Le cronache degli ultimi anni hanno palesato che le occupazioni abusive sono veri e propri atti di sciacallaggio che colpiscono soprattutto i soggetti cosiddetti “fragili” e, in particolare, le persone anzianeche, in molti casi, dopo essere state dimesse dall’ospedale, o di ritorno dalla visita ai figli, trovano la propria abitazione occupata, con la serratura della porta di ingresso sostituita. Risulta chiaro che dietro molte di queste occupazioni si nasconde un vero e proprio racket organizzato, gestito dalla criminalità, per segnalare ai soggetti malintenzionati i nominativi dei residenti in questi alloggi ed i loro spostamenti, anche temporanei, proprio ai fini dell’occupazione dell’immobile.
Vi dico la verità; magari solo per mero calcolo politico mi sarei aspettato che a sinistra si plaudisse alla nuova norma che consente il reintegro nel bene del proprietario espropriato, senza cioè dover aspettare i tempi infiniti di un processo.
Invece, a meno che mi sia sfuggito qualcosa, non ho sentito nulla.
Evidentemente si tratta di non tema che, se toccato, fa saltare sulle sedie Fratoianni e compagni.
Forse a loro pare brutto sgomberare chi si è preso una casa non sua.
Ma come: ci spiegate che “la casa è un diritto”, ma poi difendete chi le ruba? Forse perché, in fondo, il diritto alla casa è bello… purché paghi qualcun altro.
La Schlein? Silenzio radio. Forse non voleva disturbare l’ala movimentista del partito. O forse sta ancora cercando un compromesso tra la legalità e l’autogestione anarco-condominiale.
D’altronde quella è l’area politica in cui milita Ilaria Salis, la Giovanna d’Arco del diritto alla casa, un simbolo, una martire che teorizza la legittimità di occupare case non abitate.
Con questi riferimenti, con una Salis che è stata addirittura eletta all’Europarlamento, cos’altro aspettarsi?
La sicurezza, per loro, è il problema! Non la soluzione.
Intanto il Paese va avanti.
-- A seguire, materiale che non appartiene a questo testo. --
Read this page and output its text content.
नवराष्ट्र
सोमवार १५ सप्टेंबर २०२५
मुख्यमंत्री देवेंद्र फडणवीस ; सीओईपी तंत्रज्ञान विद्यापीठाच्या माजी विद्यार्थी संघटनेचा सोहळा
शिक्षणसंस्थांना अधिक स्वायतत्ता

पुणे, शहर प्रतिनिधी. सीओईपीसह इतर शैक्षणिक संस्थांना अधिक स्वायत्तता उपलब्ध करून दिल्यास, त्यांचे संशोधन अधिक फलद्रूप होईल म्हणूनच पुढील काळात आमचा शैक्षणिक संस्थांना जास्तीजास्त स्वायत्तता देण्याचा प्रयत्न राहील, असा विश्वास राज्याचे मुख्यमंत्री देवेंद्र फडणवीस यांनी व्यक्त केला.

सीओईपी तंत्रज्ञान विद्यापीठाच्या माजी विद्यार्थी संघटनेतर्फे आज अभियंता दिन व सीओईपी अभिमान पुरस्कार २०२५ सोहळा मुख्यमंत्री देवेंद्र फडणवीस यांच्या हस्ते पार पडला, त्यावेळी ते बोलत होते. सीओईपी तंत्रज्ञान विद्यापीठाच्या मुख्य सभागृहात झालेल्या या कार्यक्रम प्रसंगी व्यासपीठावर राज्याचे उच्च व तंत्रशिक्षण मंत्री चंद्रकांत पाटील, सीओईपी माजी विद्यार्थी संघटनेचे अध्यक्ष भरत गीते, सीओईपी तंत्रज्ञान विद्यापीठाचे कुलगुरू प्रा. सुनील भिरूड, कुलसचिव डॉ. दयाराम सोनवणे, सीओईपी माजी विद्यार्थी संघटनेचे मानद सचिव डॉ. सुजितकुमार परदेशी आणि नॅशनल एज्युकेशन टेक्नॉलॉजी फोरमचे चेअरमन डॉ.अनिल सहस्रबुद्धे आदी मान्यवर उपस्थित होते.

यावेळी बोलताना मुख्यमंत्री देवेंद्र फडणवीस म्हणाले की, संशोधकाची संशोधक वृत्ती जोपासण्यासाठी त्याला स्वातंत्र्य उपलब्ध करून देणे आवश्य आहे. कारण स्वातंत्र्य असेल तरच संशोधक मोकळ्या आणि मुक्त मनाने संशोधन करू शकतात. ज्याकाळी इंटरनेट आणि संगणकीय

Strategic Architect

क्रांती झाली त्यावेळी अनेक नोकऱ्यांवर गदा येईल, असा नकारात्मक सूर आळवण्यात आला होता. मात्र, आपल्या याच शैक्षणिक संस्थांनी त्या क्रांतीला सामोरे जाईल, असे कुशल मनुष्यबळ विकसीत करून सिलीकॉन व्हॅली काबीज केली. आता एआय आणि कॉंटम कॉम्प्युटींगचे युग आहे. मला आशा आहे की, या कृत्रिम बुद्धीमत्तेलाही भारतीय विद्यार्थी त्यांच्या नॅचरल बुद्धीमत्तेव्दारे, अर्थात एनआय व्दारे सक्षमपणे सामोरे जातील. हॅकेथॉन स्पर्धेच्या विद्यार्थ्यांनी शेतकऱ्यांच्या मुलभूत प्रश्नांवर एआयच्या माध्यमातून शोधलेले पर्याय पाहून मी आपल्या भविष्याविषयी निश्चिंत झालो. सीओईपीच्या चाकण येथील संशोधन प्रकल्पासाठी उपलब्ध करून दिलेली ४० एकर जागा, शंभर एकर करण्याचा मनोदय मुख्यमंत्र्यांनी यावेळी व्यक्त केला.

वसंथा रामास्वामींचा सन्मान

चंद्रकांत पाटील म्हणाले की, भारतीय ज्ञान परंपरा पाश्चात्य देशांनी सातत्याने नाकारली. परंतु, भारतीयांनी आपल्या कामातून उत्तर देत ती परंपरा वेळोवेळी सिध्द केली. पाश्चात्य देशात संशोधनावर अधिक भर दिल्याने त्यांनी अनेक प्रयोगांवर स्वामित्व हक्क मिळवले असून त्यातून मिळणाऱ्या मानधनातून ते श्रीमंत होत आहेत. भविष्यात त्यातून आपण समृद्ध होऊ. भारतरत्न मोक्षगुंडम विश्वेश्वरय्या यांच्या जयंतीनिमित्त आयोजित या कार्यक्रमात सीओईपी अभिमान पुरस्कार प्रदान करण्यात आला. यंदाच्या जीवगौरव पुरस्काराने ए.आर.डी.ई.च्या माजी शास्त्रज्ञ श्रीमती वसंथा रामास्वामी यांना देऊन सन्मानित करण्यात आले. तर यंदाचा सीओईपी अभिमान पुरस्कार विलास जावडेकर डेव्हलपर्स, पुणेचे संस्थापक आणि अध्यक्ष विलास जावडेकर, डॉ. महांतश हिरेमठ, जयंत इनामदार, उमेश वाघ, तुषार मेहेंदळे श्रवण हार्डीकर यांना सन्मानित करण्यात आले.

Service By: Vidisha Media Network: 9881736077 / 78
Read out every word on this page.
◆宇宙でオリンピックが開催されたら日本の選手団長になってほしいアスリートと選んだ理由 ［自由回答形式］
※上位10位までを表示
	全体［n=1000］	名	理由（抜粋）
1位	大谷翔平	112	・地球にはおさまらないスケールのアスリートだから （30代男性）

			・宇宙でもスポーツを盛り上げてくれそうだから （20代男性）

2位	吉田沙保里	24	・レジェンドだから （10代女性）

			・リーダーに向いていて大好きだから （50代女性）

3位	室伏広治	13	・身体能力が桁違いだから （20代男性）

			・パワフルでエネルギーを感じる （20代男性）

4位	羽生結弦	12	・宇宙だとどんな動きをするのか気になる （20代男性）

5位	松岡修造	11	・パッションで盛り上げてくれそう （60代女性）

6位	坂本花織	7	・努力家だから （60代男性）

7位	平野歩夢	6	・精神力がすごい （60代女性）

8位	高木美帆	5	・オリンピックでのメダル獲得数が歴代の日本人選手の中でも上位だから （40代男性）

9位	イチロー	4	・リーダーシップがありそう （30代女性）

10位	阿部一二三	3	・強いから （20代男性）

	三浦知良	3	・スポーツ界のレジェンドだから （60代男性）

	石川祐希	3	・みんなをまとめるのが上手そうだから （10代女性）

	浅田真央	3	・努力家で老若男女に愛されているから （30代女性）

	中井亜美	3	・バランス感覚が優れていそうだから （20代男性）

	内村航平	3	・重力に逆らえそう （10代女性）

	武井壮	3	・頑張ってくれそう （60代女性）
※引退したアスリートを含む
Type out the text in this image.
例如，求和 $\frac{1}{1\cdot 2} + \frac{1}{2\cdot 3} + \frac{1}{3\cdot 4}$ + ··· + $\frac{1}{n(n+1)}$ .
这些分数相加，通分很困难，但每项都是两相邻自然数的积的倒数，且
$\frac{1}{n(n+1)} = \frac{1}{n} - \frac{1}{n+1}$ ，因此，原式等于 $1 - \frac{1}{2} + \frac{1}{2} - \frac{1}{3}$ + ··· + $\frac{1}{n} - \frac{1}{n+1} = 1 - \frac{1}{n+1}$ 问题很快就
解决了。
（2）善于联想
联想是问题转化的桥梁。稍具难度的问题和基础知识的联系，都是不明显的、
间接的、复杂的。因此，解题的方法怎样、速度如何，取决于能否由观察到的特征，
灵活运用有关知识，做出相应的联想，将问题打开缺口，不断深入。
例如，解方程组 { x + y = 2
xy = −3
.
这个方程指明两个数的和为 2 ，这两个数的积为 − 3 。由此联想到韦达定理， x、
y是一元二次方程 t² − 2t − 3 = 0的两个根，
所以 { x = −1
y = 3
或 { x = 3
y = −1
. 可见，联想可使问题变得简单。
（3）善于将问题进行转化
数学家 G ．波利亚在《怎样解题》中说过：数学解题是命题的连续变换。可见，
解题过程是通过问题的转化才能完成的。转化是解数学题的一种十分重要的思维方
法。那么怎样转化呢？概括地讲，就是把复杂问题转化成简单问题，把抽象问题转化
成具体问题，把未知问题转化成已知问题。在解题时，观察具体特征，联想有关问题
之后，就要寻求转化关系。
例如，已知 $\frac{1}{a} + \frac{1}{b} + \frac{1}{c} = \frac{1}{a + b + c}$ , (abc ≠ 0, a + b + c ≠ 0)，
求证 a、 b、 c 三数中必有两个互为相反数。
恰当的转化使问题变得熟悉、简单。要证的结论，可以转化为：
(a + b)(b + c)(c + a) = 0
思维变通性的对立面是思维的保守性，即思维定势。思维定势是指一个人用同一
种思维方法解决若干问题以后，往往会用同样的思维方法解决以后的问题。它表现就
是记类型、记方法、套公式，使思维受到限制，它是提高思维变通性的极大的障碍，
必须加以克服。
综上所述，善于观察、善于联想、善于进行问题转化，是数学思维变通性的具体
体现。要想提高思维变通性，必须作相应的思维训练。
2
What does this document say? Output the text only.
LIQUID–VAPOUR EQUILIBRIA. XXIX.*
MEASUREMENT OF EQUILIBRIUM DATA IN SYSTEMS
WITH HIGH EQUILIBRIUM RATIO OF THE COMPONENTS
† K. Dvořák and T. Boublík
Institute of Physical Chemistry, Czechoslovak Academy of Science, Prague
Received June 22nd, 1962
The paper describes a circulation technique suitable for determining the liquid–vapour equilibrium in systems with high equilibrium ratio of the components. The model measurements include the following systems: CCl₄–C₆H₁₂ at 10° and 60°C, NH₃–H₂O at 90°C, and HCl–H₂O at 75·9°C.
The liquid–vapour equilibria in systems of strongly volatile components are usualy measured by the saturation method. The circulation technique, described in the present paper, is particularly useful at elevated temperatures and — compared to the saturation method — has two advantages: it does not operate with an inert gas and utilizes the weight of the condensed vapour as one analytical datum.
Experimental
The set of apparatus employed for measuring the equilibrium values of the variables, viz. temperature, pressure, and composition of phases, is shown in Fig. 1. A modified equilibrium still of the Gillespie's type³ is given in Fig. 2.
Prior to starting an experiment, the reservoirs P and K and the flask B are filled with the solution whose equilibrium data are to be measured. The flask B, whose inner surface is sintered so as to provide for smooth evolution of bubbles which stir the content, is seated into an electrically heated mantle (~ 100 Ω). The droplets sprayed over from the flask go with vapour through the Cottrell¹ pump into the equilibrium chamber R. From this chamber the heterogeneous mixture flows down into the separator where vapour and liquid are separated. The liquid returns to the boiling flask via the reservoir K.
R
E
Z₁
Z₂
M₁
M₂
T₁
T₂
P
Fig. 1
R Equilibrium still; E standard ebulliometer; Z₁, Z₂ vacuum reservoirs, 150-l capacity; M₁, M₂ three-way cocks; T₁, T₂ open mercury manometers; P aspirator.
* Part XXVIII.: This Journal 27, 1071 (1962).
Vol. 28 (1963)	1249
Tra rapine, aggressioni e case sequestrate da abusivi, chi vive nella realtà finisce per votare quei partiti che almeno non minimizzano certi fenomeni; quelli di destra.
Che magari non saranno perfetti, che magari risolvono poco, ma magari esagerano con il ricorso alla legge penale, ma almeno non ti dicono che se ti svaligiano casa è colpa tua, perché hai avuto l’arroganza borghese di possedere qualcosa.
La verità è semplice: quando lo Stato smette di proteggere i cittadini, i cittadini cambiano lo Stato.
Anche con il voto.
E se la sinistra vuole davvero capire perché perde – ovunque in Europa, e da anni – forse dovrebbe partire anche dalle chiavi di casa.